Unlike peripheral temperature which undergoes more fluctuations because of close proximity to the external environment, core temperature is maintained relatively constant. When core temperature either drops below the normal lower limit or increases above the upper limit, the body is unable to maintain the integrity of its physiology and it results in serious thermal disorders such as hypothermia or hyperthermia. When the core temperature goes below 33.5 °C [92.3°F] or above 41.5 °C [106.7 °F], the body experiences a rapid decline in normal function causing severe injury to the cells and ultimately resulting in death.
Core temperature readings can be obtained in a number of ways. Direct measurement of core temperature requires the insertion of a surgical probe and measuring the temperature of the inner organs. However, inserting a probe is an invasive process and is only really feasible in a hospital setting. These are the methods that have traditionally been used to measure/estimate core temperature.
Inserting a standard thermometer into the rectum has traditionally been preferred as the most preferable means of measuring core temperature. Usually, readings obtained rectally are about 1°C higher than oral/axillary readings. However, during shock, rectal temperatures fail to accurately correspond to Tc. Another drawback of this method is that it has a protracted response time and falls behind other methods when rapid changes in core temperature need to be picked up.
Using infra-red sensors to measure the temperature of the tympanic membrane of the ear is a commonly used method to calculate Tc. The method is very popular for two reasons. Firstly, the tympanic membrane receives blood from the internal carotid artery, which also supplies blood to the hypothalamus (the brain structure responsible for thermoregulation). Secondly, measuring temperature through the ear is much easier and less invasive, compared to using probes.
However, despite the great promise that this method held, it has recently been proved to be an unreliable method to assess core temperature. The results obtained from this method can be skewed by ear infections or by physical activity. However, this method is still widely used in clinical practice where it is seen as a convenient and reliable option.

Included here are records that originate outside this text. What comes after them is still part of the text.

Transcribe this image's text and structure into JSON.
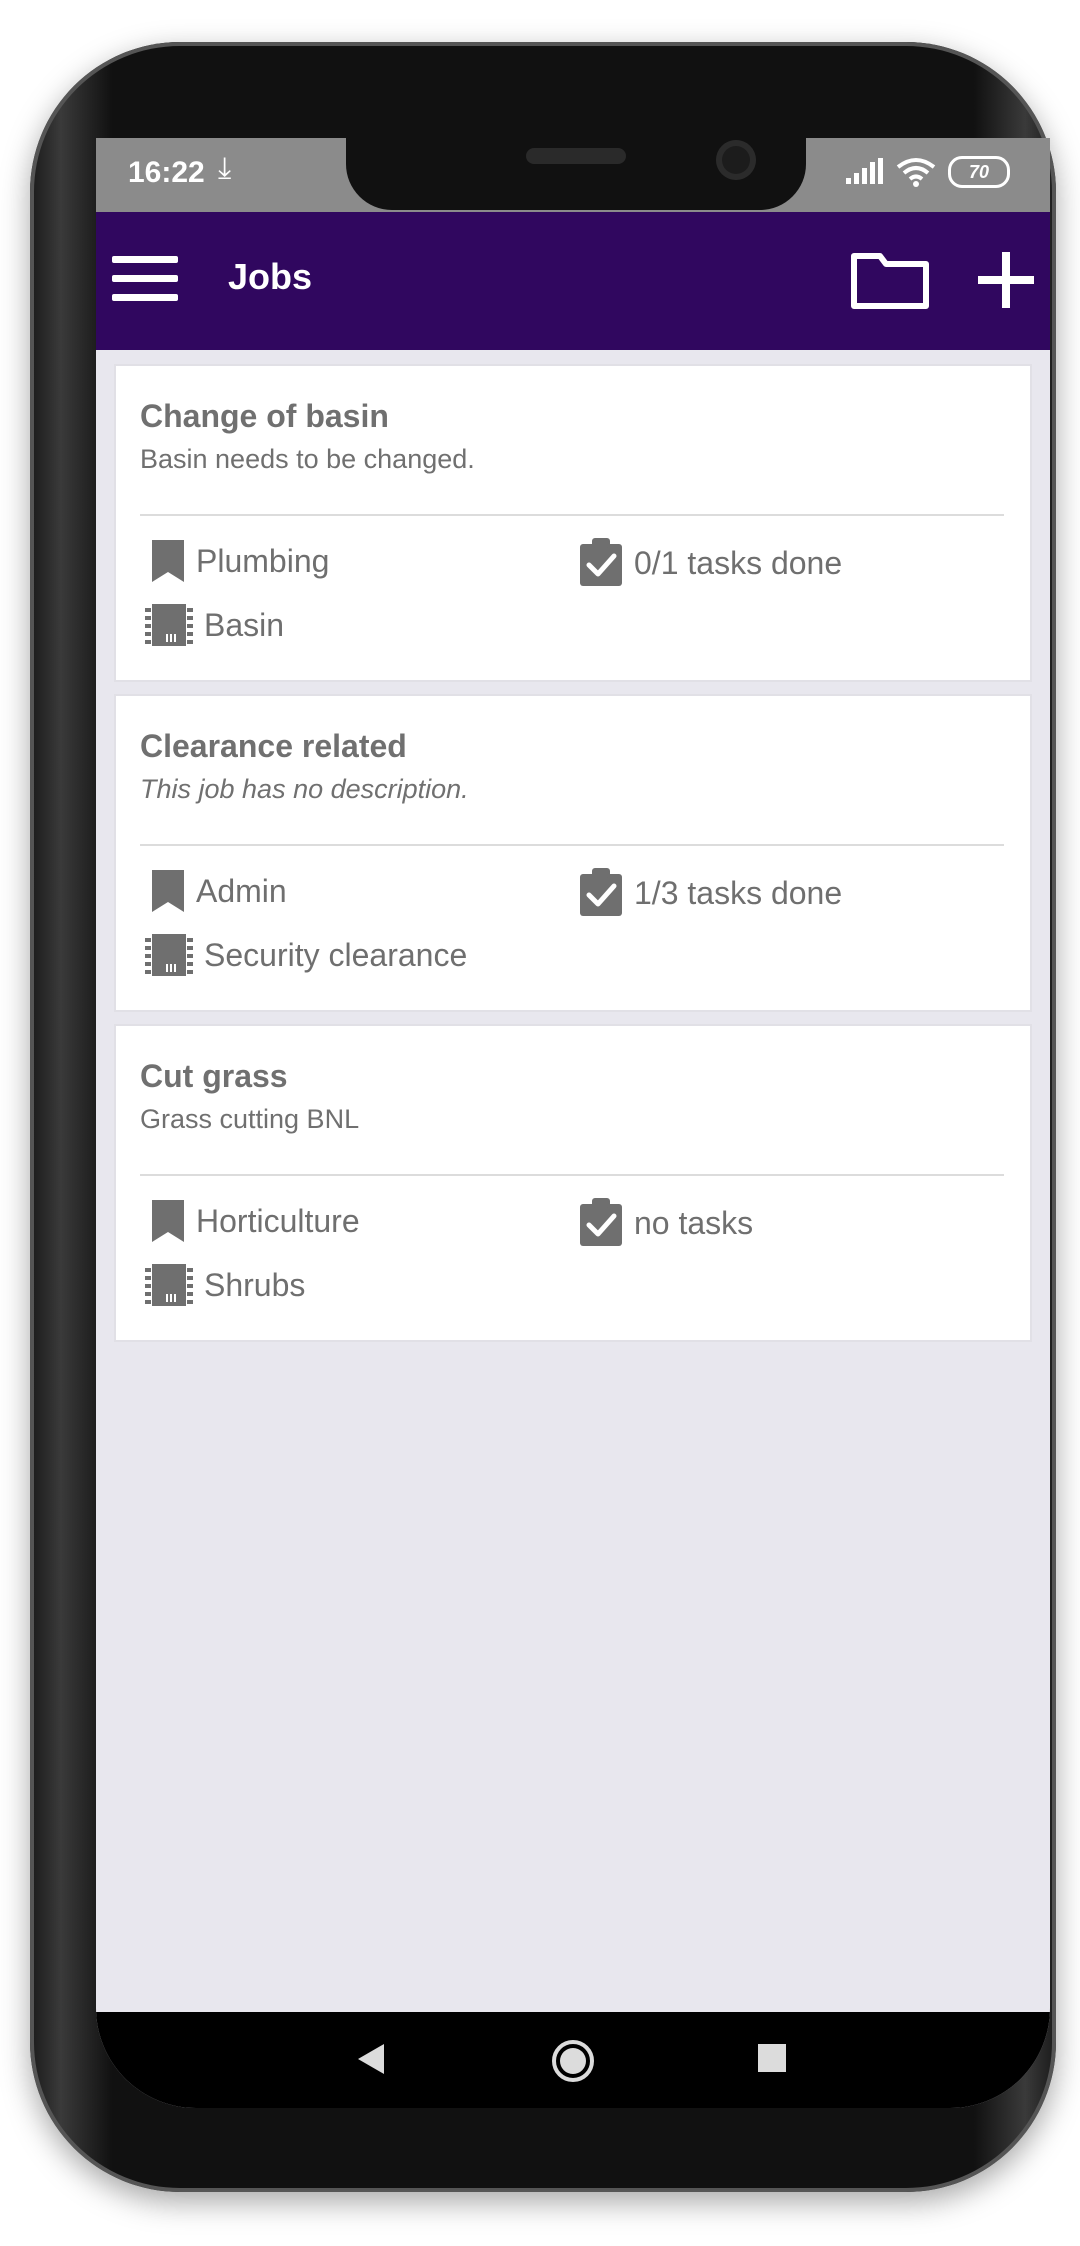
{
  "status_bar": {
    "time": "16:22",
    "download_glyph": "⤓",
    "battery_level": "70"
  },
  "app_bar": {
    "title": "Jobs"
  },
  "colors": {
    "app_bar": "#30075f",
    "background": "#e8e7ee",
    "meta_text": "#6f6f6f"
  },
  "jobs": [
    {
      "title": "Change of basin",
      "description": "Basin needs to be changed.",
      "category": "Plumbing",
      "tasks": "0/1 tasks done",
      "asset": "Basin"
    },
    {
      "title": "Clearance related",
      "description": "This job has no description.",
      "category": "Admin",
      "tasks": "1/3 tasks done",
      "asset": "Security clearance"
    },
    {
      "title": "Cut grass",
      "description": "Grass cutting BNL",
      "category": "Horticulture",
      "tasks": "no tasks",
      "asset": "Shrubs"
    }
  ]
}
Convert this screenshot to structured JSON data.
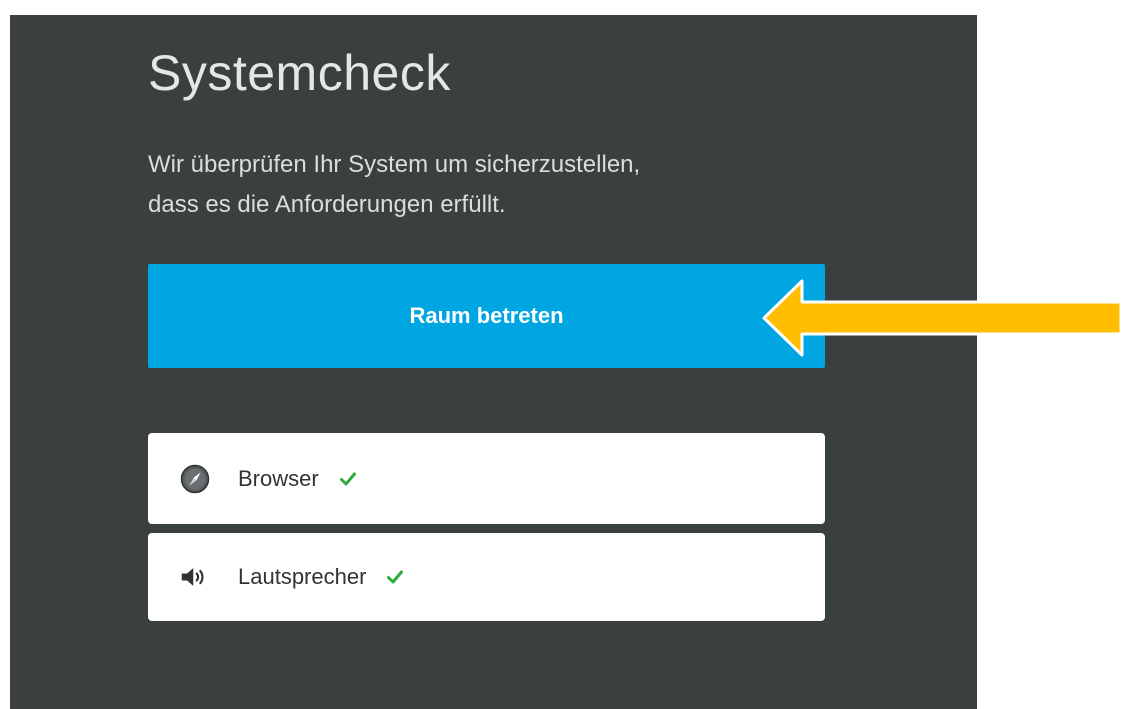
{
  "page": {
    "title": "Systemcheck",
    "subtitle_line1": "Wir überprüfen Ihr System um sicherzustellen,",
    "subtitle_line2": "dass es die Anforderungen erfüllt.",
    "enter_button_label": "Raum betreten"
  },
  "checks": [
    {
      "label": "Browser",
      "icon": "compass-icon",
      "status": "ok"
    },
    {
      "label": "Lautsprecher",
      "icon": "speaker-icon",
      "status": "ok"
    }
  ],
  "colors": {
    "panel_bg": "#3a4040",
    "accent": "#00a6e2",
    "check_ok": "#2eaa3f",
    "arrow": "#ffbf00"
  }
}
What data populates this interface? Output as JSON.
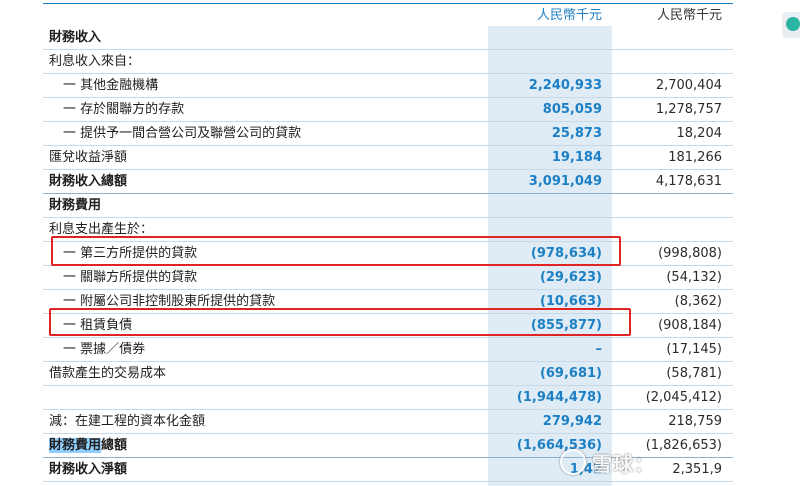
{
  "header": {
    "current_unit": "人民幣千元",
    "previous_unit": "人民幣千元"
  },
  "rows": [
    {
      "label": "財務收入",
      "current": "",
      "previous": "",
      "bold": true,
      "indent": false
    },
    {
      "label": "利息收入來自：",
      "current": "",
      "previous": "",
      "bold": false,
      "indent": false
    },
    {
      "label": "一 其他金融機構",
      "current": "2,240,933",
      "previous": "2,700,404",
      "bold": false,
      "indent": true
    },
    {
      "label": "一 存於關聯方的存款",
      "current": "805,059",
      "previous": "1,278,757",
      "bold": false,
      "indent": true
    },
    {
      "label": "一 提供予一間合營公司及聯營公司的貸款",
      "current": "25,873",
      "previous": "18,204",
      "bold": false,
      "indent": true
    },
    {
      "label": "匯兌收益淨額",
      "current": "19,184",
      "previous": "181,266",
      "bold": false,
      "indent": false
    },
    {
      "label": "財務收入總額",
      "current": "3,091,049",
      "previous": "4,178,631",
      "bold": true,
      "indent": false
    },
    {
      "label": "財務費用",
      "current": "",
      "previous": "",
      "bold": true,
      "indent": false
    },
    {
      "label": "利息支出產生於：",
      "current": "",
      "previous": "",
      "bold": false,
      "indent": false
    },
    {
      "label": "一 第三方所提供的貸款",
      "current": "(978,634)",
      "previous": "(998,808)",
      "bold": false,
      "indent": true
    },
    {
      "label": "一 關聯方所提供的貸款",
      "current": "(29,623)",
      "previous": "(54,132)",
      "bold": false,
      "indent": true
    },
    {
      "label": "一 附屬公司非控制股東所提供的貸款",
      "current": "(10,663)",
      "previous": "(8,362)",
      "bold": false,
      "indent": true
    },
    {
      "label": "一 租賃負債",
      "current": "(855,877)",
      "previous": "(908,184)",
      "bold": false,
      "indent": true
    },
    {
      "label": "一 票據／債券",
      "current": "–",
      "previous": "(17,145)",
      "bold": false,
      "indent": true
    },
    {
      "label": "借款產生的交易成本",
      "current": "(69,681)",
      "previous": "(58,781)",
      "bold": false,
      "indent": false
    },
    {
      "label": "",
      "current": "(1,944,478)",
      "previous": "(2,045,412)",
      "bold": false,
      "indent": false
    },
    {
      "label": "減：在建工程的資本化金額",
      "current": "279,942",
      "previous": "218,759",
      "bold": false,
      "indent": false
    },
    {
      "label_highlight": "財務費用",
      "label_rest": "總額",
      "current": "(1,664,536)",
      "previous": "(1,826,653)",
      "bold": true,
      "indent": false
    },
    {
      "label": "財務收入淨額",
      "current": "1,42",
      "previous": "2,351,9",
      "bold": true,
      "indent": false
    }
  ],
  "watermark": {
    "text": "雪球："
  },
  "colors": {
    "accent_blue": "#1d7fc4",
    "highlight_column": "#dfecf6",
    "annotation_red": "#e02424"
  }
}
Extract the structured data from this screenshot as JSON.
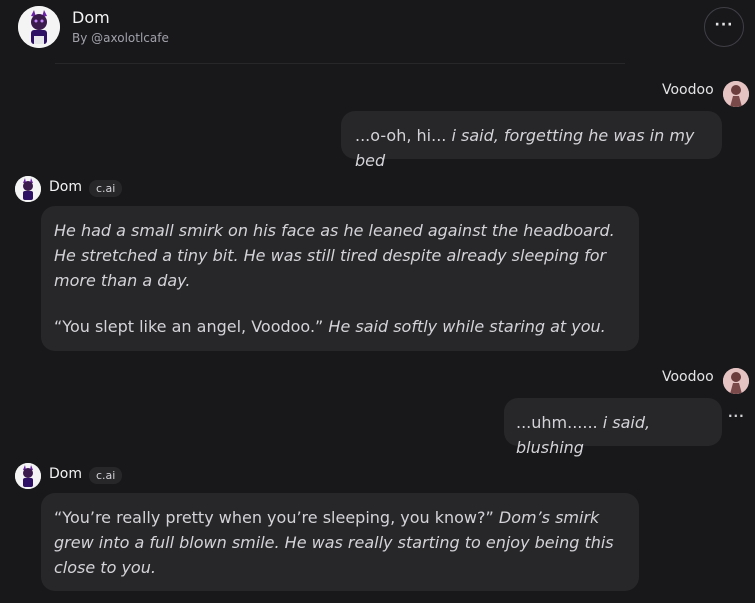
{
  "header": {
    "title": "Dom",
    "byline": "By @axolotlcafe",
    "more_label": "···"
  },
  "messages": [
    {
      "sender": "Voodoo",
      "role": "user",
      "plain": "...o-oh, hi... ",
      "italic": "i said, forgetting he was in my bed"
    },
    {
      "sender": "Dom",
      "role": "bot",
      "badge": "c.ai",
      "p1": "He had a small smirk on his face as he leaned against the headboard. He stretched a tiny bit. He was still tired despite already sleeping for more than a day.",
      "p2_plain": "“You slept like an angel, Voodoo.” ",
      "p2_italic": "He said softly while staring at you."
    },
    {
      "sender": "Voodoo",
      "role": "user",
      "plain": "...uhm...... ",
      "italic": "i said, blushing",
      "more_label": "···"
    },
    {
      "sender": "Dom",
      "role": "bot",
      "badge": "c.ai",
      "plain": "“You’re really pretty when you’re sleeping, you know?” ",
      "italic": "Dom’s smirk grew into a full blown smile. He was really starting to enjoy being this close to you."
    }
  ]
}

Measuring Tc through oesophageal measurement is preferred because of the location and blood supply of the oesophagus and also because of the high responsiveness of this method. However, with this method, access is the limiting factor. It is difficult to insert the thermistor and the process causes significant discomfort to the subject. Also, it has been shown that readings obtained through this method are not as reliable as those obtained from the pulmonary artery.
This method was thought to be reliable because of the belief that the temperature of the urine corresponds to the body’s core temperature. However, this belief has been shown to be untrue, with the temperature of the urine changing with the rate of urination. So, this method is no longer held to be reliable.
Pulmonary artery temperature is measured by inserting a catheter. Needless to say, this is not the most convenient and simple means of obtaining a temperature reading. However, pulmonary artery readings are the gold standard for measuring core temperature. They are used in settings where accuracy of the reading is of paramount importance despite the invasiveness of the procedure. Pulmonary artery temperature is considered to be the most accurate representation of Tc because it carries blood directly from the core of the body.
Today, we have new technologies that promise to change the way we measure our internal body temperature. With the advent of continuous temperature monitoring, we might no longer have to choose between convenience and accuracy.
The time series data obtained from a continuous temperature monitoring device could have a variety of potential applications, be it in sports research or in monitoring your child’s fever.